Daniel Marguerat détaille encore: «Sa nudité est exposée; il ne reste rien de son honneur et don son intimité. Les railleries des badauds sont coutumières.» Pourtant, le plus important à relever aux yeux de l’historien, est que ce châtiment «signifie l’exclusion sociale de la victime, son rejet de la société. Elle n’est plus rien socialement, tous ses droits – même celui d’une mort digne – lui ayant été retirés.»
Slogan à contre-courant
«En son temps déjà, l’apôtre Paul ne faisait aucun mystère du "scandale" (skandalon). déclenché par cette mort», soulignent, dans leur introduction, Frédéric Amsler et Simon Butticaz – littéralement «un piège», «une pierre d’achoppement». En effet, alors que les Grecs ne juraient que par la sagesse et que les Juifs guettaient la venue d’un Dieu fort, cette crucifixion sonne comme une absurdité, une «folie» pour reprendre le terme de l’apôtre.
Pour autant, loin de se laisser tenter par une «forme de "cancel culture" avant l’heure», formulent les directeurs d’ouvrage, les premiers croyants ont assumé le paradoxe et se sont efforcés d’en capter le sens. «Il fallait l’audace de l’apôtre Paul pour faire de la croix un slogan religieux», formule Daniel Marguerat, notant que celui-ci est «le premier à penser la foi chrétienne non à partir de la vie de Jésus, mais à partir de sa mort».
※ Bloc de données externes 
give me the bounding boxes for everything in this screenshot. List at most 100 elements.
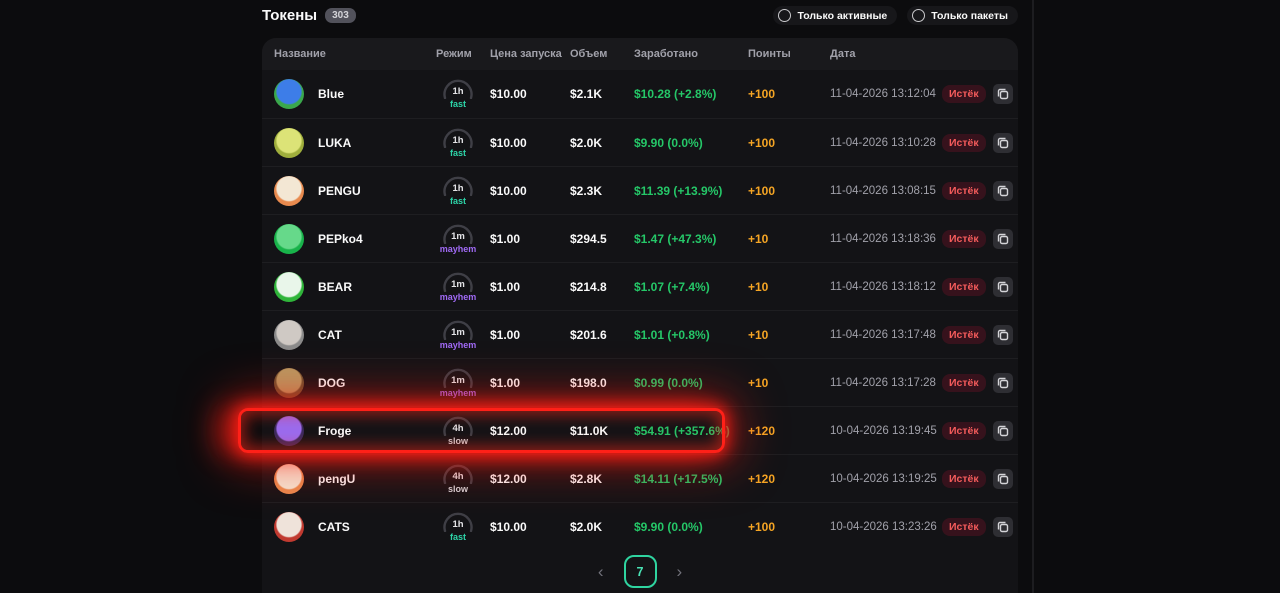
name-cell: BEAR [274, 271, 436, 302]
copy-icon [997, 137, 1008, 148]
status-cell: Истёк [942, 324, 1013, 345]
table-row[interactable]: LUKA 1h fast $10.00 $2.0K $9.90 (0.0%) +… [262, 118, 1018, 166]
table-row[interactable]: CAT 1m mayhem $1.00 $201.6 $1.01 (+0.8%)… [262, 310, 1018, 358]
copy-icon [997, 521, 1008, 532]
volume: $2.0K [570, 519, 603, 534]
tokens-table-panel: Название Режим Цена запуска Объем Зарабо… [238, 38, 1018, 593]
mode-cell: 1h fast [436, 79, 480, 109]
pagination-prev-button[interactable]: ‹ [594, 559, 608, 584]
mode-label: slow [447, 435, 468, 446]
launch-price: $10.00 [490, 87, 527, 101]
copy-button[interactable] [992, 276, 1013, 297]
pagination-current-page[interactable]: 7 [623, 555, 657, 588]
mode-gauge-arc [443, 512, 473, 532]
copy-icon [997, 425, 1008, 436]
mode-gauge-arc [443, 272, 473, 292]
mode-label: fast [449, 195, 466, 206]
mode-gauge-arc [443, 128, 473, 148]
status-badge: Истёк [942, 517, 986, 536]
table-row[interactable]: CATS 1h fast $10.00 $2.0K $9.90 (0.0%) +… [262, 502, 1018, 550]
copy-button[interactable] [992, 228, 1013, 249]
token-avatar [274, 511, 304, 542]
date: 11-04-2026 13:10:28 [830, 136, 936, 149]
token-avatar [274, 271, 304, 302]
copy-button[interactable] [992, 132, 1013, 153]
mode-gauge: 1m [441, 272, 475, 292]
table-row[interactable]: Froge 4h slow $12.00 $11.0K $54.91 (+357… [238, 406, 1018, 454]
table-row[interactable]: Blue 1h fast $10.00 $2.1K $10.28 (+2.8%)… [262, 70, 1018, 118]
table-row[interactable]: pengU 4h slow $12.00 $2.8K $14.11 (+17.5… [262, 454, 1018, 502]
mode-gauge: 1h [441, 79, 475, 99]
points: +100 [748, 135, 776, 150]
table-row[interactable]: PEPko4 1m mayhem $1.00 $294.5 $1.47 (+47… [262, 214, 1018, 262]
status-badge: Истёк [942, 325, 986, 344]
pagination-next-button[interactable]: › [673, 559, 687, 584]
filter-only-active[interactable]: Только активные [773, 6, 898, 25]
copy-icon [997, 329, 1008, 340]
points: +10 [748, 327, 769, 342]
column-header-name: Название [274, 48, 326, 60]
mode-cell: 1m mayhem [436, 320, 480, 350]
status-cell: Истёк [942, 372, 1013, 393]
name-cell: CATS [274, 511, 436, 542]
name-cell: PEPko4 [274, 223, 436, 254]
table-row[interactable]: PENGU 1h fast $10.00 $2.3K $11.39 (+13.9… [262, 166, 1018, 214]
status-badge: Истёк [942, 277, 986, 296]
copy-button[interactable] [992, 420, 1013, 441]
copy-button[interactable] [992, 372, 1013, 393]
launch-price: $12.00 [490, 423, 527, 438]
table-row[interactable]: BEAR 1m mayhem $1.00 $214.8 $1.07 (+7.4%… [262, 262, 1018, 310]
mode-gauge-arc [443, 416, 473, 436]
mode-gauge: 1h [441, 512, 475, 532]
filter-label: Только пакеты [931, 9, 1008, 22]
name-cell: LUKA [274, 127, 436, 158]
status-cell: Истёк [942, 420, 1013, 441]
token-avatar [274, 319, 304, 350]
status-cell: Истёк [942, 132, 1013, 153]
mode-gauge-arc [443, 176, 473, 196]
token-name: LUKA [318, 135, 352, 150]
mode-cell: 4h slow [436, 464, 480, 494]
filter-only-packages[interactable]: Только пакеты [907, 6, 1018, 25]
status-cell: Истёк [942, 276, 1013, 297]
mode-time: 1h [452, 86, 464, 97]
name-cell: PENGU [274, 175, 436, 206]
mode-label: slow [447, 483, 468, 494]
table-row[interactable]: DOG 1m mayhem $1.00 $198.0 $0.99 (0.0%) … [262, 358, 1018, 406]
earned: $1.07 (+7.4%) [634, 279, 710, 294]
earned: $0.99 (0.0%) [634, 375, 703, 390]
earned: $10.28 (+2.8%) [634, 87, 717, 101]
mode-time: 1h [452, 134, 464, 146]
token-avatar [274, 463, 304, 494]
scrollbar-track[interactable] [1032, 0, 1034, 593]
points: +120 [748, 423, 776, 438]
radio-circle-icon [912, 9, 926, 22]
earned: $9.90 (0.0%) [634, 519, 703, 534]
date: 11-04-2026 13:17:28 [830, 376, 936, 389]
copy-button[interactable] [992, 516, 1013, 537]
points: +10 [748, 279, 769, 294]
launch-price: $10.00 [490, 135, 527, 150]
copy-icon [997, 473, 1008, 484]
mode-time: 1m [451, 326, 465, 338]
status-cell: Истёк [942, 468, 1013, 489]
launch-price: $12.00 [490, 471, 527, 486]
copy-button[interactable] [992, 84, 1013, 104]
status-badge: Истёк [942, 229, 986, 248]
status-badge: Истёк [942, 85, 986, 103]
filter-label: Только активные [797, 9, 888, 22]
copy-button[interactable] [992, 468, 1013, 489]
filters: Только активные Только пакеты [773, 6, 1018, 25]
copy-button[interactable] [992, 324, 1013, 345]
status-cell: Истёк [942, 180, 1013, 201]
mode-cell: 1h fast [436, 512, 480, 542]
copy-button[interactable] [992, 180, 1013, 201]
mode-time: 1m [451, 278, 465, 290]
launch-price: $1.00 [490, 231, 521, 246]
mode-gauge: 1h [441, 128, 475, 148]
volume: $2.0K [570, 135, 603, 150]
points: +100 [748, 183, 776, 198]
mode-time: 1h [452, 182, 464, 194]
token-name: Froge [318, 423, 352, 438]
earned: $54.91 (+357.6%) [634, 423, 730, 438]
Le bibliste insiste sur la rupture totale qu’opère alors le christianisme, qui fait «éclater nos représentations du divin» en posant que, grâce à la croix, «le croyant n’est plus condamné à construire sa valeur pour devenir acceptable», mais devient enfant de Dieu. Et de conclure: «Plus qu’un scandale, le Dieu qui se révèle à Golgotha est un défi à notre imaginaire religieux».